Soteria: Privacy-Preserving Machine Learning for Apache Spark

Cláudia Brito and Pedro Ferreira and Bernardo Portela and Rui Oliveira and João Paulo

Abstract

Privacy and security are prime obstacles to the wider adoption of machine learning services offered by cloud computing providers. Namely, trusting users' sensitive data to a third-party infrastructure, vulnerable to both external and internal malicious attackers, restricts many companies from leveraging the scalability and flexibility offered by cloud services.
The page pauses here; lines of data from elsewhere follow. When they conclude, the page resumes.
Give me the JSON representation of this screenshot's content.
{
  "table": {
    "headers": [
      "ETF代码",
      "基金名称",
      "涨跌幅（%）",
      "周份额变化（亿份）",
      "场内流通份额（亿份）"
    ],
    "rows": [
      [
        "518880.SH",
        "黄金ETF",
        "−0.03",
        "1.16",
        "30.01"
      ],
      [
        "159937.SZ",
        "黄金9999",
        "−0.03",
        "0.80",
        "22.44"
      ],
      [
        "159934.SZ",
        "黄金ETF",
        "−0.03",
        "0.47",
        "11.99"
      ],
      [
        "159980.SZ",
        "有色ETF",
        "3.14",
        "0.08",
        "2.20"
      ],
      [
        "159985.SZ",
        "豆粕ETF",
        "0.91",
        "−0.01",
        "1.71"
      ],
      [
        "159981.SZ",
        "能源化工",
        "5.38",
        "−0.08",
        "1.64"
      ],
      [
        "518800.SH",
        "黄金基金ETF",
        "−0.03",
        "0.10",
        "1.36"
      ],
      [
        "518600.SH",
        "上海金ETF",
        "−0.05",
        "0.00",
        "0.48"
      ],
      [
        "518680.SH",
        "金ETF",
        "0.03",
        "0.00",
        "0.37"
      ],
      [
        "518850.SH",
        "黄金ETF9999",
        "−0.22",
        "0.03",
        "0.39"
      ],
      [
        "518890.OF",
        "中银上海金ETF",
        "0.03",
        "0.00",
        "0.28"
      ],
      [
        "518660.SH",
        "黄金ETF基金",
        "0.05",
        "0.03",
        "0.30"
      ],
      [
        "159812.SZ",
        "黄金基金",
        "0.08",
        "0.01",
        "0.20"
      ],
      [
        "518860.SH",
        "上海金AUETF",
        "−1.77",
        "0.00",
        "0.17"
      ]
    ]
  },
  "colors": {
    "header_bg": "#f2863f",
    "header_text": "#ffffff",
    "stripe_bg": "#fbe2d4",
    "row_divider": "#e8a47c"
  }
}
We propose Soteria, a system for distributed privacy-preserving machine learning that combines the Apache Spark system, and its machine learning library (MLlib), with the confidentiality features provided by Trusted Execution Environments (e.g., Intel SGX). Soteria supports two main designs, each offering specific guarantees in terms of security and performance. The first encapsulates most of the computation done by Apache Spark on a secure enclave, thus offering stronger security. The second fine-tunes the Spark operations that must be done at the secure enclave to reduce the needed trusted computing base, and consequently the performance overhead, at the cost of an increased attack surface. An extensive evaluation of Soteria, with classification, regression, dimensionality reduction, and clustering algorithms, shows that our system outperforms state-of-the-art solutions, reducing their performance overhead by up to 41%. Moreover, we show that privacy-preserving machine learning is achievable while providing strong security guarantees.